The new GPUs share other features in common with other RDNA2 GPUs, too. They support variable refresh rates via FreeSync. Their video encoding and decoding block supports decoding of AV1 (and VP9) video streams, but you'll still need an Intel Arc or Nvidia RTX 4000-series GPU to support hardware-accelerated encoding of AV1; the encoding block does support 8- and 10-bit H.265 and H.264 video. They can even do hardware-accelerated ray tracing, though they're so slow that there is no practical benefit to it.
Built-in USB flashback support
One other handy, common-sense addition to the I/O die is built-in USB flashback support—the ability to flash your BIOS to a newer version even if the current version doesn't support the CPU you have installed. Not having this feature could have been a huge headache when new AM4 processors launched; if you wanted to buy a modern CPU with a slightly older motherboard to save some money, you could never assume that the motherboard would actually ship with a BIOS that supported that CPU, even if the motherboard maker had released an updated BIOS already.

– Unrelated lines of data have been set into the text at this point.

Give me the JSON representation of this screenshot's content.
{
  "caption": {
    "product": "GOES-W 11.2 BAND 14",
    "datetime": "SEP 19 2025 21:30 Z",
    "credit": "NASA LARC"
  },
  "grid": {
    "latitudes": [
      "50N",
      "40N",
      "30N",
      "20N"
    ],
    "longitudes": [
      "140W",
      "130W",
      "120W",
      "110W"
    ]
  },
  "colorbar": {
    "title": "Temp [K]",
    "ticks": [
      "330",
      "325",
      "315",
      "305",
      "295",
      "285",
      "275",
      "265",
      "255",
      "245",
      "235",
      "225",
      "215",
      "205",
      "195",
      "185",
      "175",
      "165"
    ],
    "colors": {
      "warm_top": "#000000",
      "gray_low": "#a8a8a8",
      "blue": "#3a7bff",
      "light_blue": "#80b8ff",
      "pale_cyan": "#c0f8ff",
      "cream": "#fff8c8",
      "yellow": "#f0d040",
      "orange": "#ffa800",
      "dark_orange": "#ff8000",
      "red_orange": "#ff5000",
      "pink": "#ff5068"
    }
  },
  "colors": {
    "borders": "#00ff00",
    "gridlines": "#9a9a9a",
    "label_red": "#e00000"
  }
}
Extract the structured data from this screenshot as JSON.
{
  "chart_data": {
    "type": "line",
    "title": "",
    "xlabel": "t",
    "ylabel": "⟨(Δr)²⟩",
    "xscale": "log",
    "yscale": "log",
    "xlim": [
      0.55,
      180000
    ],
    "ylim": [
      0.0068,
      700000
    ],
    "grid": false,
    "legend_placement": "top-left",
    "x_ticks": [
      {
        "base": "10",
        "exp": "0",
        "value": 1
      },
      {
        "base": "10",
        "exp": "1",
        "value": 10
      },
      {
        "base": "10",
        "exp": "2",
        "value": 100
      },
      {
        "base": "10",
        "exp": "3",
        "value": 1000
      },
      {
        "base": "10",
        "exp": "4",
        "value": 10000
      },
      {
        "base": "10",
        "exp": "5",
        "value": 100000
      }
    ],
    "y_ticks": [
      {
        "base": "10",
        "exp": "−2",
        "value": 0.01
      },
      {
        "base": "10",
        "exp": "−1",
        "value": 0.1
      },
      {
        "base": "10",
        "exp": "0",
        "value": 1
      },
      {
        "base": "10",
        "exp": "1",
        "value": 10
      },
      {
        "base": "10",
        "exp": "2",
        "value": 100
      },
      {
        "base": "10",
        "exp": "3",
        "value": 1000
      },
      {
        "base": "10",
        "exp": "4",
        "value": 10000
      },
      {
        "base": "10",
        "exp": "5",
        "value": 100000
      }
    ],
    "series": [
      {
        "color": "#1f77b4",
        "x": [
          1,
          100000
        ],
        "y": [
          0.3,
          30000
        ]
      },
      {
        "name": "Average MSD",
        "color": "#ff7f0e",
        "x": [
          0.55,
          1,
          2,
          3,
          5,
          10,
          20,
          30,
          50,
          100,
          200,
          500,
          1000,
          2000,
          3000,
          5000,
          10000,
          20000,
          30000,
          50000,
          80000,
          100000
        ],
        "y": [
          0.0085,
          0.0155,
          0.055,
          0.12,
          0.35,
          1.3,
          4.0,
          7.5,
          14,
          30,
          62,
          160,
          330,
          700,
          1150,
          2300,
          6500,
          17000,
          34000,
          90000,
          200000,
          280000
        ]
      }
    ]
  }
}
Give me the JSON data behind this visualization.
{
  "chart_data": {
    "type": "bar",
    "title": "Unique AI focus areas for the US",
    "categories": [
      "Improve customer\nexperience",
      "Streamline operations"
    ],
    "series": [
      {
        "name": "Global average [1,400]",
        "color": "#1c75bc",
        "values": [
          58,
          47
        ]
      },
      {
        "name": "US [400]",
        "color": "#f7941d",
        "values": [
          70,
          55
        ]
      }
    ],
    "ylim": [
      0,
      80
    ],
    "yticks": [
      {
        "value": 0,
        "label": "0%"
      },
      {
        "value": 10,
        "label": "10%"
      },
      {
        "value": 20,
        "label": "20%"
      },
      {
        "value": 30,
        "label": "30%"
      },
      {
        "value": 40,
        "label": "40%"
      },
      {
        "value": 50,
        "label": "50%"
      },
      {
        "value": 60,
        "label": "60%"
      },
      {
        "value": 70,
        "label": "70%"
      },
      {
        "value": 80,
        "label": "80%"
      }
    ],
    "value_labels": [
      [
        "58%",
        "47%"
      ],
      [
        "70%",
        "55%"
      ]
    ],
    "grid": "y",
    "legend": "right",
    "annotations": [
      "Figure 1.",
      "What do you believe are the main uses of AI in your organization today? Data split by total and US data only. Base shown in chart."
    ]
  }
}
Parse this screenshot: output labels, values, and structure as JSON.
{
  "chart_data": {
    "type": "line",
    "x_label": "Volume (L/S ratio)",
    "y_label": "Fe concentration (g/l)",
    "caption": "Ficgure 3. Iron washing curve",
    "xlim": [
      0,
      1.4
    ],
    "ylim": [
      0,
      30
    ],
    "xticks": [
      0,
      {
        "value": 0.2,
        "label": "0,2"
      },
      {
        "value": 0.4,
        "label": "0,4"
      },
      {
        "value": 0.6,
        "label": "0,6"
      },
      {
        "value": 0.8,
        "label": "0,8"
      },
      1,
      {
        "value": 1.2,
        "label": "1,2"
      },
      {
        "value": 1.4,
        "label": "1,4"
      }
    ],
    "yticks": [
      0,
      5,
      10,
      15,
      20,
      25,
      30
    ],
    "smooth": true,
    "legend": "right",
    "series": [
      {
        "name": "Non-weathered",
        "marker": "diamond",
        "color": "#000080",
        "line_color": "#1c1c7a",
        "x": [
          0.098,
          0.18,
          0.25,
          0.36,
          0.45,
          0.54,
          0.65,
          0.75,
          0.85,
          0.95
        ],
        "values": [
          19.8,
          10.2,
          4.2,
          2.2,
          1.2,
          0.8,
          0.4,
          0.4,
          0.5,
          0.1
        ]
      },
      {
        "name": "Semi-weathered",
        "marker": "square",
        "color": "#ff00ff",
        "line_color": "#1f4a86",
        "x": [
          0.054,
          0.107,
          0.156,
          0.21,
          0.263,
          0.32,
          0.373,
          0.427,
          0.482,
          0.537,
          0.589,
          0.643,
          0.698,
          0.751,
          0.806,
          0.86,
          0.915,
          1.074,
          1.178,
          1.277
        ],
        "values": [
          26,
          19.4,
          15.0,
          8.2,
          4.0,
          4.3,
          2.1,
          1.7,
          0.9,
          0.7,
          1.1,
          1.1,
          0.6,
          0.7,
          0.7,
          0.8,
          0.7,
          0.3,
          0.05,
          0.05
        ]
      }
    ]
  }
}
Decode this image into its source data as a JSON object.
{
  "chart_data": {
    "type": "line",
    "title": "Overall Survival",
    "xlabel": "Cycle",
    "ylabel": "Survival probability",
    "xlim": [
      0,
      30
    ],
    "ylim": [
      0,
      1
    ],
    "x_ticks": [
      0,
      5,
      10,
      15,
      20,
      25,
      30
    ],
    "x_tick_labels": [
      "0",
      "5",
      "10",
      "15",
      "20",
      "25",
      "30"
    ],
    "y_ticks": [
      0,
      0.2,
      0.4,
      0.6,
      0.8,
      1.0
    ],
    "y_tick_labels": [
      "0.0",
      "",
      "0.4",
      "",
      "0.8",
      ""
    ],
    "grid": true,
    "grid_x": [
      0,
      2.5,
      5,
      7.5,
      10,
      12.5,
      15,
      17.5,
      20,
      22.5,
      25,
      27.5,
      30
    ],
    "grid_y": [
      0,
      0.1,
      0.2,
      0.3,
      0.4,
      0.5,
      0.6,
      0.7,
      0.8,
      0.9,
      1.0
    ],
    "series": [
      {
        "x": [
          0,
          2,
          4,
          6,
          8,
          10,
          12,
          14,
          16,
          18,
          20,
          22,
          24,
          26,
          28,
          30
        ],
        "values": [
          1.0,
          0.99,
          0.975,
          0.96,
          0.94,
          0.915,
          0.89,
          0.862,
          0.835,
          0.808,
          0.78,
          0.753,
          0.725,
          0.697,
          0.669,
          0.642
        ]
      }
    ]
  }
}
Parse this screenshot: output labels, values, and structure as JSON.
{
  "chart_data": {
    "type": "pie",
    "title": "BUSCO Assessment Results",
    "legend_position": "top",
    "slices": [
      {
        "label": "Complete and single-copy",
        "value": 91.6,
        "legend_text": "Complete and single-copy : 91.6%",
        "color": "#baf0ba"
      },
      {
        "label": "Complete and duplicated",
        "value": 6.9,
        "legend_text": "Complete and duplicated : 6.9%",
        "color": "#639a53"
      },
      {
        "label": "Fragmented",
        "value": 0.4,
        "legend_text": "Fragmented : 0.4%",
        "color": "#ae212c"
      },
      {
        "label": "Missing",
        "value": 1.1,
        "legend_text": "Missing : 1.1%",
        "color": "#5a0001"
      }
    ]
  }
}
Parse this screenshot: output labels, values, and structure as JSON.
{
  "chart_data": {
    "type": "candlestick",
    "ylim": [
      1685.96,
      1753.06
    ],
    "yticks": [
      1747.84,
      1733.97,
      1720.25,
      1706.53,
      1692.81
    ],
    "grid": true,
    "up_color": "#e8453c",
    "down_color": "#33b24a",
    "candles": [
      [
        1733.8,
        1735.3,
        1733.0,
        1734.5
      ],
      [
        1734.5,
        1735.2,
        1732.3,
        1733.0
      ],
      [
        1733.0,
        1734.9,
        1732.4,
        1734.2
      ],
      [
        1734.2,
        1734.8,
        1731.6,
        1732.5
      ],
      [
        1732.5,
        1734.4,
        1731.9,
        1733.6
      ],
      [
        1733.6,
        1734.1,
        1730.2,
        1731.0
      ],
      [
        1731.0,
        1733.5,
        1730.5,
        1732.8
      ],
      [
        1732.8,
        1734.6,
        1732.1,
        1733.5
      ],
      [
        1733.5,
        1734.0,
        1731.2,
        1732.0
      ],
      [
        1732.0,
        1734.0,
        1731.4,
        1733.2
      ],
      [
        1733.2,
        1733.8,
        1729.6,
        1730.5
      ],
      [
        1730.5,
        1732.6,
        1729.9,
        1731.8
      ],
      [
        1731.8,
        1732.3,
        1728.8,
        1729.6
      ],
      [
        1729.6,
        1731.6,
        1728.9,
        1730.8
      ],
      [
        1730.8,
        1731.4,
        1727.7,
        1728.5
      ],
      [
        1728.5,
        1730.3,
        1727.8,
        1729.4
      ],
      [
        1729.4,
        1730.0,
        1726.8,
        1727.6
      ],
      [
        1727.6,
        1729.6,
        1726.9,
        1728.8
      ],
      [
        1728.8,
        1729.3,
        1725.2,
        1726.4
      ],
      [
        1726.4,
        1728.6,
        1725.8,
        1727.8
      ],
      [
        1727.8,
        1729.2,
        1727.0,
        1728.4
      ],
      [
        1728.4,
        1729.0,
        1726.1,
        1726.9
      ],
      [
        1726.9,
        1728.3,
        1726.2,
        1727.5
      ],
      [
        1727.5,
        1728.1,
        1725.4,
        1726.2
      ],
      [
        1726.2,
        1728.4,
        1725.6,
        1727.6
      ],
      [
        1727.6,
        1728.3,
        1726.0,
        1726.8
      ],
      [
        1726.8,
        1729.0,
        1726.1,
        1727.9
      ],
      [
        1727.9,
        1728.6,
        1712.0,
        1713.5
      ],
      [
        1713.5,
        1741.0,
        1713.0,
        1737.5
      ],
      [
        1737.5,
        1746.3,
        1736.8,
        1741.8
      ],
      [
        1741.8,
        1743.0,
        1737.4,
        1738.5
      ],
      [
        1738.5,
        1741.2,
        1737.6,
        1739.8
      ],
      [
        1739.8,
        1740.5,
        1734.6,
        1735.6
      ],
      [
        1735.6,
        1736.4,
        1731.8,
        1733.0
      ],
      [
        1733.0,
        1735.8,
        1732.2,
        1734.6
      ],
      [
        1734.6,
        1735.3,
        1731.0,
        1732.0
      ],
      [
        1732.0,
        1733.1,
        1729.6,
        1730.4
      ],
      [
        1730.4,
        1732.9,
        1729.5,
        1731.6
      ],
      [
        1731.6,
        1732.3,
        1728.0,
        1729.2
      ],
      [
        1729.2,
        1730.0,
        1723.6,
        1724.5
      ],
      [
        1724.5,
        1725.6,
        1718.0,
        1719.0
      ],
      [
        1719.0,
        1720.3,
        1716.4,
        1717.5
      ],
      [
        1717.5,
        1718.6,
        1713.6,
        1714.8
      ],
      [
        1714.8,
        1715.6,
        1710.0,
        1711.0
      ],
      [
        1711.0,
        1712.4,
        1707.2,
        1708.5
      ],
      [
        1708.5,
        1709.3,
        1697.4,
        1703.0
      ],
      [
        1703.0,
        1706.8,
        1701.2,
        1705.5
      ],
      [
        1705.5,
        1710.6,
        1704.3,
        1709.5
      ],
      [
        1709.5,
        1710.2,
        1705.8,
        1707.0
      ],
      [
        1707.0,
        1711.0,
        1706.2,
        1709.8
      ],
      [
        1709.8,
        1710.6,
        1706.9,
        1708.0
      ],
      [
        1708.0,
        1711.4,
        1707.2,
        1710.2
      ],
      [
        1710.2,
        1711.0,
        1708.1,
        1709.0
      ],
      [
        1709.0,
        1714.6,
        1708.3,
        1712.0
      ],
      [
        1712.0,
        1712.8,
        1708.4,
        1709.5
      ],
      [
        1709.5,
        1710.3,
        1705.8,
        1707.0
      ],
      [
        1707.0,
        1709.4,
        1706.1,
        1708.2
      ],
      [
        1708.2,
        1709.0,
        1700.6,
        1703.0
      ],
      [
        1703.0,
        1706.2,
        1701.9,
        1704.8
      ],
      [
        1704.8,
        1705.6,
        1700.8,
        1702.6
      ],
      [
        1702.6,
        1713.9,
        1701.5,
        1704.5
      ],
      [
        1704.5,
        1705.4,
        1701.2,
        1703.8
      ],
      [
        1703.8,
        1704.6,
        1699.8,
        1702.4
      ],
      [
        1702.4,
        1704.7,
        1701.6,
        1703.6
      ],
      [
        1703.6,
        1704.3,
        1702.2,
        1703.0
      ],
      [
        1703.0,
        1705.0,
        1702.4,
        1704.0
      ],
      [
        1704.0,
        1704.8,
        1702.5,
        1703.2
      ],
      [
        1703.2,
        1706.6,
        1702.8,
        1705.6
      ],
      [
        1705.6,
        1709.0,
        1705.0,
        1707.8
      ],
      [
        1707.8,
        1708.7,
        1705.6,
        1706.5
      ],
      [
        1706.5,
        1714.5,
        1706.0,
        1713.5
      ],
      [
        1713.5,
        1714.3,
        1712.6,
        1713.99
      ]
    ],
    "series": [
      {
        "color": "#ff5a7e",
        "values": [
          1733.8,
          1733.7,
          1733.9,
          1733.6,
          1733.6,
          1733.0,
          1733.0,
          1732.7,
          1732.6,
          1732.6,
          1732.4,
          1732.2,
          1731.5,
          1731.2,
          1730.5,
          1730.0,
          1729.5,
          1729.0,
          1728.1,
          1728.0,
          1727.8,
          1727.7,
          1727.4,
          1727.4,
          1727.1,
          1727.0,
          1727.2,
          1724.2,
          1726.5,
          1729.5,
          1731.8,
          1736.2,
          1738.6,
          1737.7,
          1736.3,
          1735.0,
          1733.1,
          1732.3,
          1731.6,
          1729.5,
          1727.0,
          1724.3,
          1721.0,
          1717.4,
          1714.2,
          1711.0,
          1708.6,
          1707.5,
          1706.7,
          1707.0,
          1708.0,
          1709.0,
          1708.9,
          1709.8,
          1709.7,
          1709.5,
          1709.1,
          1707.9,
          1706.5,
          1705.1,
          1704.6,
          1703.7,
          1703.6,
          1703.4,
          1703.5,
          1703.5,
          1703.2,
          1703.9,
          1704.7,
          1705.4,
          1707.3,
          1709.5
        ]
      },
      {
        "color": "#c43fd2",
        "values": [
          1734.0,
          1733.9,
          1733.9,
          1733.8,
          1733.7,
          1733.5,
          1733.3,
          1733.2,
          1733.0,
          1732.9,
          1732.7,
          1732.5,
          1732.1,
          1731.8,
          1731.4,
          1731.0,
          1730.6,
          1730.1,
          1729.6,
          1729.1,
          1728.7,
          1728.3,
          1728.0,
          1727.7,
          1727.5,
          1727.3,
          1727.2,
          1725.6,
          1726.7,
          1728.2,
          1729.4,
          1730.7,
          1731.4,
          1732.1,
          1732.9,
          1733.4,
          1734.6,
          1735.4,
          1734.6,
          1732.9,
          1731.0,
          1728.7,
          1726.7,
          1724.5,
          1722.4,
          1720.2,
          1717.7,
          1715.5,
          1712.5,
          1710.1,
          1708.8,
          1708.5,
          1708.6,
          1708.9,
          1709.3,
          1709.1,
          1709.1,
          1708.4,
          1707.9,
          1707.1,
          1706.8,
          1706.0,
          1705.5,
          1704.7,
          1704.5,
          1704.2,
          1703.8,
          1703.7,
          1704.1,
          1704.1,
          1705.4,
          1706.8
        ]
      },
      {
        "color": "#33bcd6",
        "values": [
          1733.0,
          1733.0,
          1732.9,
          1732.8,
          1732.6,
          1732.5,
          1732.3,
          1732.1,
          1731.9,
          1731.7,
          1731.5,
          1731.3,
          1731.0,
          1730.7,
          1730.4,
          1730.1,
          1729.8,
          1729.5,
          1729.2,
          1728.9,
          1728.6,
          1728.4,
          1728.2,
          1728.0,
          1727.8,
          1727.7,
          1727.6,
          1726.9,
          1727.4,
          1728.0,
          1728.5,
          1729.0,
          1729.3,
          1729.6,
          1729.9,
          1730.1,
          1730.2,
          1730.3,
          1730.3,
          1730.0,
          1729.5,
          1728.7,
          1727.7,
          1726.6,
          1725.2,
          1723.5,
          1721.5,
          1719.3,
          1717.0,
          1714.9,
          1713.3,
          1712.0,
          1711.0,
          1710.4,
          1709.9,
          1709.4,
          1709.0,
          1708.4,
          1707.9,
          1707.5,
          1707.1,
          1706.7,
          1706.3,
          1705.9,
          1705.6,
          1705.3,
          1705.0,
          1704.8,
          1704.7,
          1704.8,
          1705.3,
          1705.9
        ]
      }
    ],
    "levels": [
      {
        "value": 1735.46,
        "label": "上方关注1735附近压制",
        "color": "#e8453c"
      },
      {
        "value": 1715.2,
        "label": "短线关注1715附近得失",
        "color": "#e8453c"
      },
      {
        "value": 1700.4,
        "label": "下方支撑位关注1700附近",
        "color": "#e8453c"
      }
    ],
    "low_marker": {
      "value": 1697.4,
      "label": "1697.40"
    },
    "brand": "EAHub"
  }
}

AMD's only official solution for this problem on AM4 motherboards was kludgy and involved making a warranty claim against your new processor to request an old low-end CPU loaner as a "boot kit." Midrange-to-high-end motherboards ended up implementing CPU-less BIOS flashing via USB to get around this, but this is the first time AMD has implemented it into the platform directly.
AMD tells us it expects some manufacturers to stick with their own USB flashback implementations, and it isn't requiring motherboards to actually enable the built-in version either; motherboard makers will need to implement some kind of physical switch or jumper to enable the feature, and AMD isn't making anyone do it. We may still see some budget-y motherboards ship with no version of USB flashback, AMD-enabled or otherwise. But the company hopes that having the capability built in will end up pushing most boards to include it.